My Take: $650 Billion.. That’s what I took from this. That’s a lot of Prime subscriptions

Hammerhead shark falls from sky in South Carolina, interrupting disc golf game - An osprey flying over Myrtle Beach dropped the small shark from a tree after being harassed by crows.

My Take: It’s like real-life Sharknado

SmartLess Mobile: Jason Bateman, Will Arnett and Sean Hayes Get Into the Telecom Business - SmartLess hosts and creators Jason Bateman, Will Arnett and Sean Hayes are launching a new mobile phone brand called SmartLess Mobile Tuesday, betting that their success in reaching people through their phones can lead to a piece of the mobile business.

My Take: Great Podcast. How much did Ryan Reynolds sell his mobile company for? $1B? I guess actors need a side hustle.

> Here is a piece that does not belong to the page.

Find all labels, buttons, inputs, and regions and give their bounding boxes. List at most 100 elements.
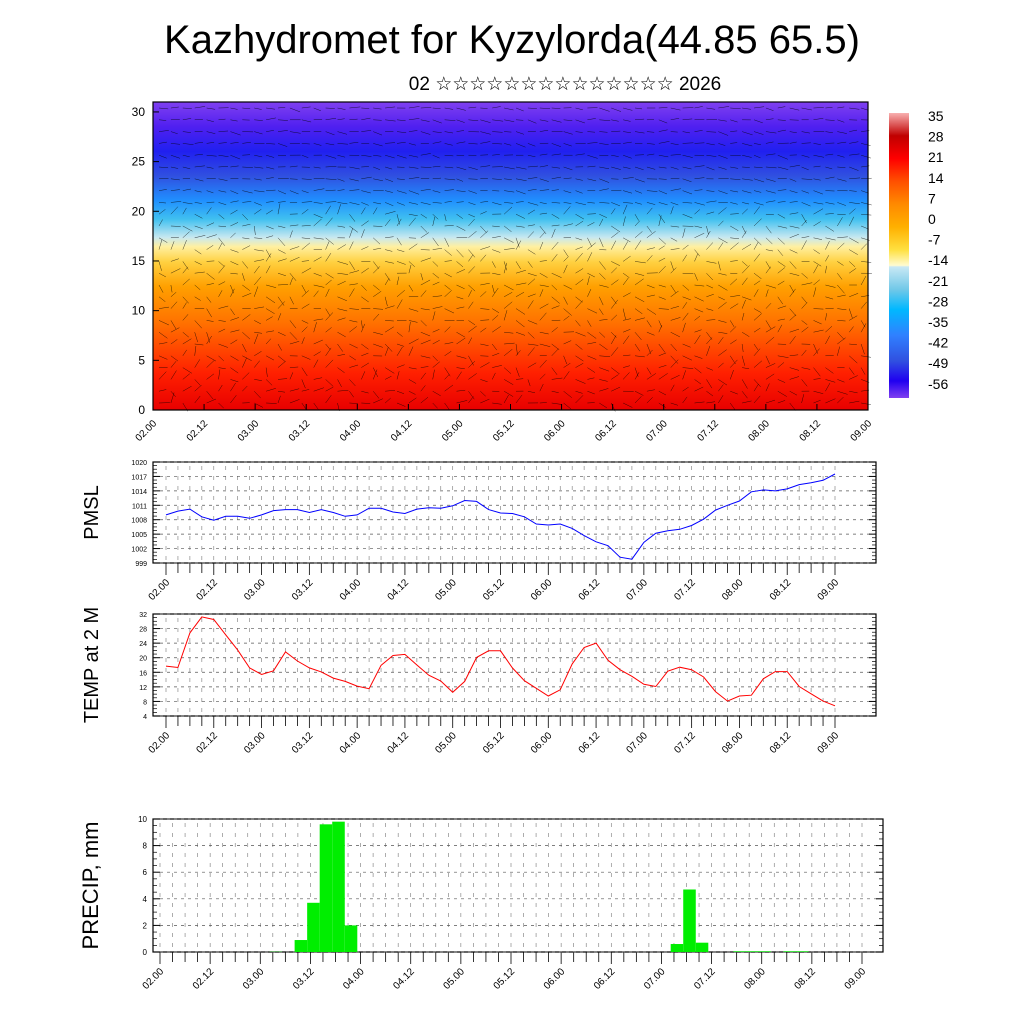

HP reveals first Google Beam 3D video conferencing setup, priced at $25,000 - Project Starline was reborn as Google Beam, a 3D video conferencing system that makes it look like you're in the same room with the other party. Google said HP would reveal the first Beam setup, and now it has. The HP Dimension is coming this year, and the price tag is a predictably hefty $24,999.

My Take: And for $24,999, it still won’t solve the “you’re on mute” problem.

Infographic Of The Week

My Take: Ok, maybe Anthropology makes sense, but some of the others??

Podcast Recommendation

This week, Light Reading's Mike Dano digs into the details of the FCC's planned investigation into EchoStar's nationwide 5G network buildout, why it seems politically motivated and the broader implications of that, and what to expect next.

Listen Here!

Movie/Streaming Recommendation

IMDb: 7.6/10

JMDb: 🍿🍿🍿🍿🍿🍿🍿🍿 /10 (Everyone can relate… can’t they?)

Falling Down (1993), directed by Joel Schumacher, is a provocative, darkly comic thriller that follows William Foster (Michael Douglas), an ordinary man who snaps after a series of urban frustrations and embarks on a violent odyssey across Los Angeles to reach his estranged daughter’s birthday party.

The film deftly blends gallows humor with biting social commentary, exploring themes of economic pressure, alienation, and the unraveling American Dream.

Douglas delivers a riveting performance as a man pushed to the edge, his descent both pitiable and unsettling. Robert Duvall excels as the retiring cop determined to stop him, offering a grounded counterpoint to Foster’s chaos.

The movie’s strength lies in its refusal to glorify its protagonist. Foster is as much villain as victim, a flawed everyman whose actions force audiences to confront uncomfortable truths about society and themselves628.

Visually striking and thematically layered, Falling Down remains a bold, unsettling reflection on modern life.